Sure, that's true. But counting on 0.00000 ppm phosphate salt water to reduce phosphate is also not very effective unless the changes are huge.

Starting at 0.05 ppm, a 10% change only drops it to 0.045. That drop is substantially less than you probably fed the tank that same day.

And that assumes there is no phosphate bound to rock and sand. Even a 100% water change with 0.0000 ppm water does not eliminate phosphate. Starting at 0.2 ppm phosphate and doing a 100% change might only drop it to 0.1 ppm due to the large reservoir on the rock and sand.



I don't doubt it may be significant in some cases, but that depends on what you are feeding, not what you are measuring or the methods used exporting. If you barely feed anything, then yes, it may be large. If you feed a normal amount, then I don't see how it is significant at all, especially over time. You just have enough export or consumption to balance all the sources in your system. As I noted, 0.05 ppm used to do, say 30% water changes over the course of a month only contributes 0.0005 ppm daily, which is much less than you probably add in foods each day.

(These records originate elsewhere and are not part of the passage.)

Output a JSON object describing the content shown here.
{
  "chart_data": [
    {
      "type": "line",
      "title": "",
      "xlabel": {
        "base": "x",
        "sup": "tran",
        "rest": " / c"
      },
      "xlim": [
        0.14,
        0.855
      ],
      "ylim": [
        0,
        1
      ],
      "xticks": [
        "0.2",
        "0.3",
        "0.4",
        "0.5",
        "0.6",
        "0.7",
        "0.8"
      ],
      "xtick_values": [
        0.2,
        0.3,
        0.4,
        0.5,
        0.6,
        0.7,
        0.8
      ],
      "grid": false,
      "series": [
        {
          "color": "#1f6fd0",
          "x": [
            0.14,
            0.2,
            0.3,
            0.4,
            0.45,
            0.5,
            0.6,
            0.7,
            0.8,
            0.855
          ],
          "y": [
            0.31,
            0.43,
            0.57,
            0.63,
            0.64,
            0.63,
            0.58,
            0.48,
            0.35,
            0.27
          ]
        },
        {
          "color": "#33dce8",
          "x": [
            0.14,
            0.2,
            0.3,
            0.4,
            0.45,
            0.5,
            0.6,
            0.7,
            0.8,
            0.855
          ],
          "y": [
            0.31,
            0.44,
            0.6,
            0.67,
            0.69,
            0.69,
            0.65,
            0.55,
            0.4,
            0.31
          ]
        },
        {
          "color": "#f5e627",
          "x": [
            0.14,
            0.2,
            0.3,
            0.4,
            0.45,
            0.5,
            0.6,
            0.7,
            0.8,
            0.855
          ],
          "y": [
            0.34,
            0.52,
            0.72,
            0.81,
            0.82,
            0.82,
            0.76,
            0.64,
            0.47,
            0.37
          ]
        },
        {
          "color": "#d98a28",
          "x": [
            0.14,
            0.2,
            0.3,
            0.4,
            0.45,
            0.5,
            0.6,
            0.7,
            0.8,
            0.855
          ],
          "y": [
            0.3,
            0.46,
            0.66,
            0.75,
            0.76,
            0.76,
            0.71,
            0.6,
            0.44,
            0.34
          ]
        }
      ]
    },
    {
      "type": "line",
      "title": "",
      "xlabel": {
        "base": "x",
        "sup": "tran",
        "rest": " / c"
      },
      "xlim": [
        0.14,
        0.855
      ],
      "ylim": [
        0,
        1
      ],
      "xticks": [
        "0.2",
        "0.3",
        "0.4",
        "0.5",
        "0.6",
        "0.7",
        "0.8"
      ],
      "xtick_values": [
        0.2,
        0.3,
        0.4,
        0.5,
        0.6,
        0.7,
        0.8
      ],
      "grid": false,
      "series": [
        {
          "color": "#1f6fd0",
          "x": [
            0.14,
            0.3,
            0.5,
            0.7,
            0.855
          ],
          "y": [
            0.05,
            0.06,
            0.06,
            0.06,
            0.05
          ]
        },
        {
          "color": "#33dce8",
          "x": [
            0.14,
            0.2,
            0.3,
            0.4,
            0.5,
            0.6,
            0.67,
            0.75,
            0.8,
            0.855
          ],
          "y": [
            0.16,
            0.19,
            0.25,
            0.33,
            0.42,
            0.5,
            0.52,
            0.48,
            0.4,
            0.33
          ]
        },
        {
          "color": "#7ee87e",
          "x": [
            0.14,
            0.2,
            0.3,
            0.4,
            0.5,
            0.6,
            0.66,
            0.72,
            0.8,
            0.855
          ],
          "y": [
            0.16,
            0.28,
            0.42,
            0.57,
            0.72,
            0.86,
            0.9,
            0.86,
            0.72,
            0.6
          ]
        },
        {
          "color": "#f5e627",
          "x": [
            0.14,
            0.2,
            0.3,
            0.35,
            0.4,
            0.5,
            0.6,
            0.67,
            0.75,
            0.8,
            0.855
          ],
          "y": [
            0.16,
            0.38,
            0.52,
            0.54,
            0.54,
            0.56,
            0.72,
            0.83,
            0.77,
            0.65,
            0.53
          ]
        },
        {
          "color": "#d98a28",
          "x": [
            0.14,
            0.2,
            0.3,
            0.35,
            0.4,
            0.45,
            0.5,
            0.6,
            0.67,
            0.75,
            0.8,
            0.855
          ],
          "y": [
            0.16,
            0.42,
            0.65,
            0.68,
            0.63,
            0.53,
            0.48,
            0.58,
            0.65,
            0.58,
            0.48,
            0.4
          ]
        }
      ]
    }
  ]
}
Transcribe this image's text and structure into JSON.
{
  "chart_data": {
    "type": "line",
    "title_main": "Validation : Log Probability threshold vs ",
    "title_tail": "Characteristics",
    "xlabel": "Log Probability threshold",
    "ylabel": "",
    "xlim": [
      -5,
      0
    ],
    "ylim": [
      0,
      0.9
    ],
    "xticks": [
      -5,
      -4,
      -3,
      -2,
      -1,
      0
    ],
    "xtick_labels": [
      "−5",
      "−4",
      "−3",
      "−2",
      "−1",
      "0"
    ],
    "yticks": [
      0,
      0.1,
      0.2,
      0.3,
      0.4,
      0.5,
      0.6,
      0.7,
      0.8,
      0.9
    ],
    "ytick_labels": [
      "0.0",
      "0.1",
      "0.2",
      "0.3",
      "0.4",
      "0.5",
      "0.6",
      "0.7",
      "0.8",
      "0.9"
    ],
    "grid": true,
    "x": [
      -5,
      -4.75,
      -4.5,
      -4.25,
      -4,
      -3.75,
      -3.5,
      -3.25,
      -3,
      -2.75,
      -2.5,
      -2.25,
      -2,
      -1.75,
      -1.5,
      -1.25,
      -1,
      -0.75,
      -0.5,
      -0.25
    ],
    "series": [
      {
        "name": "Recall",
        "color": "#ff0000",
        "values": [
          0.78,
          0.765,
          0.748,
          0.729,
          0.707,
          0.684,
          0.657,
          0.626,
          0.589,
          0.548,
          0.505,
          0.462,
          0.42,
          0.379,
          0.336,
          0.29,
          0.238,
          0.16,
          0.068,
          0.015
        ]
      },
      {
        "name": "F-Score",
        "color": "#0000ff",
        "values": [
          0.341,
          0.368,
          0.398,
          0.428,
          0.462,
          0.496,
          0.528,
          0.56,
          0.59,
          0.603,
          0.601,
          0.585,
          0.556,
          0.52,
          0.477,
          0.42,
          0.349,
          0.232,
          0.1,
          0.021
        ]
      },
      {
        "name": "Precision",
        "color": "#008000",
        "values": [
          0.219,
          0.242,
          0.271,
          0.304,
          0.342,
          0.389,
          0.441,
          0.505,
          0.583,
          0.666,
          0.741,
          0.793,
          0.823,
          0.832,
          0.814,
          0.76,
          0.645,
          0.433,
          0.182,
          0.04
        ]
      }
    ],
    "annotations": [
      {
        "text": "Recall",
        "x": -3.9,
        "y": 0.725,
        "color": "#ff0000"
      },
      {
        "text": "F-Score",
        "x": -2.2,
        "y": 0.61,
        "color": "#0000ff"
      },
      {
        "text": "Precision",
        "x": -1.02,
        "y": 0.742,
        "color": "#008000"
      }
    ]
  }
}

Right, I understand from a numbers perspective, but the 10% weekly water change is also incorportating siponing out some detritus, some algae, & other phosphate inducing elements, so it has a larger effect than just if I was to siphon out water from the top of the tank.

The numbers still may be small but the system is Berlin, barebottom, small amount of rock, mostly dead coral heads are used for ledges, ect.

Given that, adding .05 fresh water to a tank that runs below that is counterproductive............but it definately does give one pause on how ineffective the water change is strictly from a reducing phosphate level.